Tuesday, 29 September 2009

Sir Bobby

Sir Bobby Robson / The FA

Monday saw the memorial service for Sir Bobby Robson at Durham Cathedral. The attendance and warmth shown by everyone at both the Cathedral and St James Park was an unbelievable testament to what people thought about this man.

He has always been someone who I have admired and who has provided me with some of my best memories in football. Italia 90 was possibly the highlight for me however he also managed to get Newcastle United on track.

I have never heard anyone say anything bad about Sir Bobby. I did not know him personally, but saw him at several events over the years and he was always very humble and friendly.

How he spent the last few years of his life was an inspiration – raising thousands of pounds for good causes for the North East.

Sir Bobby died without anyone having a bad word to say about him and most successful man I have ever seen.

One of his childhood friends spoke at the service and said he had never changed despite his international success.

He may not have had the big house or the yacht, yet so many people felt so much for him and he left such a legacy it is a great lesson for all of us. It gives us all something to strive for while on this planet.

I think we need to campaign for a statue in the centre of Newcastle to act as inspiration for us all at so many levels not just football.

Tuesday, 1 September 2009

A Spot of Holiday Reading

After my adventures in Florida at the beginning of the summer, I quickly found myself in need of another holiday.

We have just returned from a trip to Madeira - a beautiful island and the home of Ronaldo!

As ever, my holidays give me the opportunity to catch up on my reading. My taste in reading materials are a little ‘anorak-ish’ but I thought I would try my hand at reviewing some of the books I read whilst I was away, as I don’t have much more to report on because I didn’t get much further than the swimming pool!

Leading from the Front: My Story. Gerald Ronson

The first book I read was the story of Gerald Ronson who heads up the Ronson Group, which was a very successful business in the 70s and 80s. It ran petrol stations whilst more recently the group has become an international property developer.

Gerald Ronson is now aged 74 and is still working a 6-day week! His story is fascinating and takes you through how he grew a business, lost it all, and then grew it back again. He was infamously involved in the Guinness shares trial and ultimately ended up spending time in prison. He gives an interesting account of his life, how he shaped his future and what is important to him.

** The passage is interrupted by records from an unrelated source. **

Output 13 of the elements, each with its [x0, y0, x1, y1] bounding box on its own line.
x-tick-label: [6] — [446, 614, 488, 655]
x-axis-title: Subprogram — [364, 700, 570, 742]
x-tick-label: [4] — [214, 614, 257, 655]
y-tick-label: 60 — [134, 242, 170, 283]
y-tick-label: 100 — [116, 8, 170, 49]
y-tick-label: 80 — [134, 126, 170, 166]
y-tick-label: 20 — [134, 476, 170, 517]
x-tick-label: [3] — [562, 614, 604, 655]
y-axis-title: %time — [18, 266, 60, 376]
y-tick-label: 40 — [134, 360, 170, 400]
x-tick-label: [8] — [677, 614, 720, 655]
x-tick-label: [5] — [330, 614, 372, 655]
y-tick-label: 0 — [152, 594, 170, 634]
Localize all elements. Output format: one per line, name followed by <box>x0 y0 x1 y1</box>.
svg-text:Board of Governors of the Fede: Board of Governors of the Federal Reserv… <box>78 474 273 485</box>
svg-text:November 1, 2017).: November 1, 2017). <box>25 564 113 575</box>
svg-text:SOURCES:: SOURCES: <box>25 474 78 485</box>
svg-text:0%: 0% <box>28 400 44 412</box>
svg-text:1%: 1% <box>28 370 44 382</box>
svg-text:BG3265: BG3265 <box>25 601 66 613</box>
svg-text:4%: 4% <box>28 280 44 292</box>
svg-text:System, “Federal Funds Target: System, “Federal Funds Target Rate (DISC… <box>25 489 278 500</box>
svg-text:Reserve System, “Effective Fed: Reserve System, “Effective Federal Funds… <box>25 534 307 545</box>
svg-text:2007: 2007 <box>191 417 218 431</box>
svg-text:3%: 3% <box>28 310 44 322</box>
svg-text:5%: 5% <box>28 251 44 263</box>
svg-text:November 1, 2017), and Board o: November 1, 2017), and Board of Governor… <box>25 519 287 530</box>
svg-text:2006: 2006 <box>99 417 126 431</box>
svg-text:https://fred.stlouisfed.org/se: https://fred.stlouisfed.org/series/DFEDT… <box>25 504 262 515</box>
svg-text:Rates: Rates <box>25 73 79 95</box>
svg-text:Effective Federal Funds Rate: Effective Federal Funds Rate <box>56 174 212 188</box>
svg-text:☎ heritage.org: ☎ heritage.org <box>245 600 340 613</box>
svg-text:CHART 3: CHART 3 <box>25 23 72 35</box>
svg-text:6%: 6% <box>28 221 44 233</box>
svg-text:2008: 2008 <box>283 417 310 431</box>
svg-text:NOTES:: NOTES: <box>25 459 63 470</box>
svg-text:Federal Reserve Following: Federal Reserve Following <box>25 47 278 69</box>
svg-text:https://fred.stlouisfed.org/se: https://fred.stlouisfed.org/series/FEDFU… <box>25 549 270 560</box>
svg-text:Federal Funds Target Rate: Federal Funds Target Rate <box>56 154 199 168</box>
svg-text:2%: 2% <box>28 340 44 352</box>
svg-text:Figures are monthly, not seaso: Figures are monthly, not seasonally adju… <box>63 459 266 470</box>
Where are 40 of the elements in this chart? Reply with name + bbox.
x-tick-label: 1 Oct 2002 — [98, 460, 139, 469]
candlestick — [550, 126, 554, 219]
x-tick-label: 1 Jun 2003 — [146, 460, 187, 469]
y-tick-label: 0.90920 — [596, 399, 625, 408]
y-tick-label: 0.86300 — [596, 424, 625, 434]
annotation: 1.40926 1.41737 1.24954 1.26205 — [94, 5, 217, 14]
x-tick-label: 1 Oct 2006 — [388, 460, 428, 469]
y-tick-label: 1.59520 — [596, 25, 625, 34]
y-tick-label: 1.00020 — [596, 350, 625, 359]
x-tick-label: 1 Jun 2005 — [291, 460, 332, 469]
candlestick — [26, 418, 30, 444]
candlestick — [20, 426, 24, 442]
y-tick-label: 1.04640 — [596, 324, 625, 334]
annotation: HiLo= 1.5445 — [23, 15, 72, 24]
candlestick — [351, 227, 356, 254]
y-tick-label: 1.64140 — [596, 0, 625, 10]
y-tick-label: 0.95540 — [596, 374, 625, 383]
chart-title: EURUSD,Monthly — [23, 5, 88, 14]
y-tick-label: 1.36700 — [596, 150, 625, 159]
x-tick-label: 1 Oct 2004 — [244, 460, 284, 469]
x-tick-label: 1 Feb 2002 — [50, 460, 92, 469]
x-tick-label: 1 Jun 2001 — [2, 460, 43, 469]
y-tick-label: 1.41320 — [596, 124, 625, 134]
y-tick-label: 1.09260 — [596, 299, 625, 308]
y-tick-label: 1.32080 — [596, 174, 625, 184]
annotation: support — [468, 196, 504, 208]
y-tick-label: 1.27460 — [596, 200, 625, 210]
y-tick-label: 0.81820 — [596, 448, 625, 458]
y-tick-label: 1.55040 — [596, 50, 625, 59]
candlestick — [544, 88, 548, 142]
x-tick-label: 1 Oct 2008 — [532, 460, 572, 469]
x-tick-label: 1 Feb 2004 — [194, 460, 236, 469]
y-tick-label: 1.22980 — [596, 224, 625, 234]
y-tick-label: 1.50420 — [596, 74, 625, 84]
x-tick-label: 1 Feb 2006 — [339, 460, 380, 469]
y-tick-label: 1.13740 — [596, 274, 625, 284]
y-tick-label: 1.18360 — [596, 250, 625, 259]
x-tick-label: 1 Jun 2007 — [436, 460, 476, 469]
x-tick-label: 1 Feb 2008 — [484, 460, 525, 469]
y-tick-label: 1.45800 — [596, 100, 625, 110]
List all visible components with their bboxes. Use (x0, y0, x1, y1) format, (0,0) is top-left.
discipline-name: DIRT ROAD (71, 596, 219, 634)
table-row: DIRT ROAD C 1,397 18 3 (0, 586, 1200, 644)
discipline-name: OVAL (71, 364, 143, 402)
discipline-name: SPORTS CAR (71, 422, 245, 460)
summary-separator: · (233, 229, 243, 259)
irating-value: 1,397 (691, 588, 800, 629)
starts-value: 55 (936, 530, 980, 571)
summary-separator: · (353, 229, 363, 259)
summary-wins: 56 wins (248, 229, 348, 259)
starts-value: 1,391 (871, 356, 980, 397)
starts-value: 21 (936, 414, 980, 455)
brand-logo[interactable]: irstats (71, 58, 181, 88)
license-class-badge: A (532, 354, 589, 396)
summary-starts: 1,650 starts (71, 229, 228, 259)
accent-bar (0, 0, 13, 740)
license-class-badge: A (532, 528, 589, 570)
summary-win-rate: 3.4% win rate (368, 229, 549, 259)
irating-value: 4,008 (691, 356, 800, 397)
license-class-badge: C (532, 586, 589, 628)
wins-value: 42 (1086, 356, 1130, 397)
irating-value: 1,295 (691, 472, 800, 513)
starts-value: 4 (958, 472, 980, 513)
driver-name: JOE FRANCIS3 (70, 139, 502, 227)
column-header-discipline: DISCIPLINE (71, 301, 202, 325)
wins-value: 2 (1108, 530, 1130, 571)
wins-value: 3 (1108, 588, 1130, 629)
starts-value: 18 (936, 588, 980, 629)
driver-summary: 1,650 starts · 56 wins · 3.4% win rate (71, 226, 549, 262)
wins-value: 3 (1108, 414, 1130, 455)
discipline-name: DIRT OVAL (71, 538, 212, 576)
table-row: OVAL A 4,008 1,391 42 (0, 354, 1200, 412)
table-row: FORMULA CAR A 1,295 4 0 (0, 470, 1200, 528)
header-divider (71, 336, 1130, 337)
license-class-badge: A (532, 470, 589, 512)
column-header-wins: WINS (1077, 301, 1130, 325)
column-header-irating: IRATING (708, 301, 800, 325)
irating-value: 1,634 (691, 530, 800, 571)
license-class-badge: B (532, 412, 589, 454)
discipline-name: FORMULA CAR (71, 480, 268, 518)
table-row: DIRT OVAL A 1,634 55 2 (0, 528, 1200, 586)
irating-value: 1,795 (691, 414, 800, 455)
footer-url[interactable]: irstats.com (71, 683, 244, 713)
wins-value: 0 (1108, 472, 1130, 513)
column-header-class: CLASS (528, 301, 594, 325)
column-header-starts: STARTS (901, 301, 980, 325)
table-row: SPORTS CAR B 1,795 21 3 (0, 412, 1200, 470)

His family and community are a large part of his life and he has spent much of his time supporting Jewish charities over his 60 years in business. He is so matter of fact about the people he has met, from royalty to celebrities, many of whom became his friends. His company crashed in the last recession and after some poor investments in America, he was forced to sell large parts of his equity.

He continues to run the business on a day-to-day basis and is now the grandfather of property development in the UK - seen it all and done it all.

This was a fantastic read especially with the focus on development and the economy. Clearly, Gerald Ronson puts his family and his community at the top of his priority list and he clearly demonstrates how you can have success yet still share with others.

Common Sense Rules. Deborah Meaden

Out of the current five dragons on Dragons Den, four of them have written autobiographies. I have now read all four after reading the recently published, book by Deborah Meaden.
This is a fairly light business book giving common sense examples of how to run a business, as well as examples of how Deborah Meaden grew her organisation and ultimately sold it to venture capitalists.

Much of the information is common sense but still useful by giving a brief insight to the author who is clearly an effective and focussed business manager. This is a quick read targeted at those who watch Dragons Den.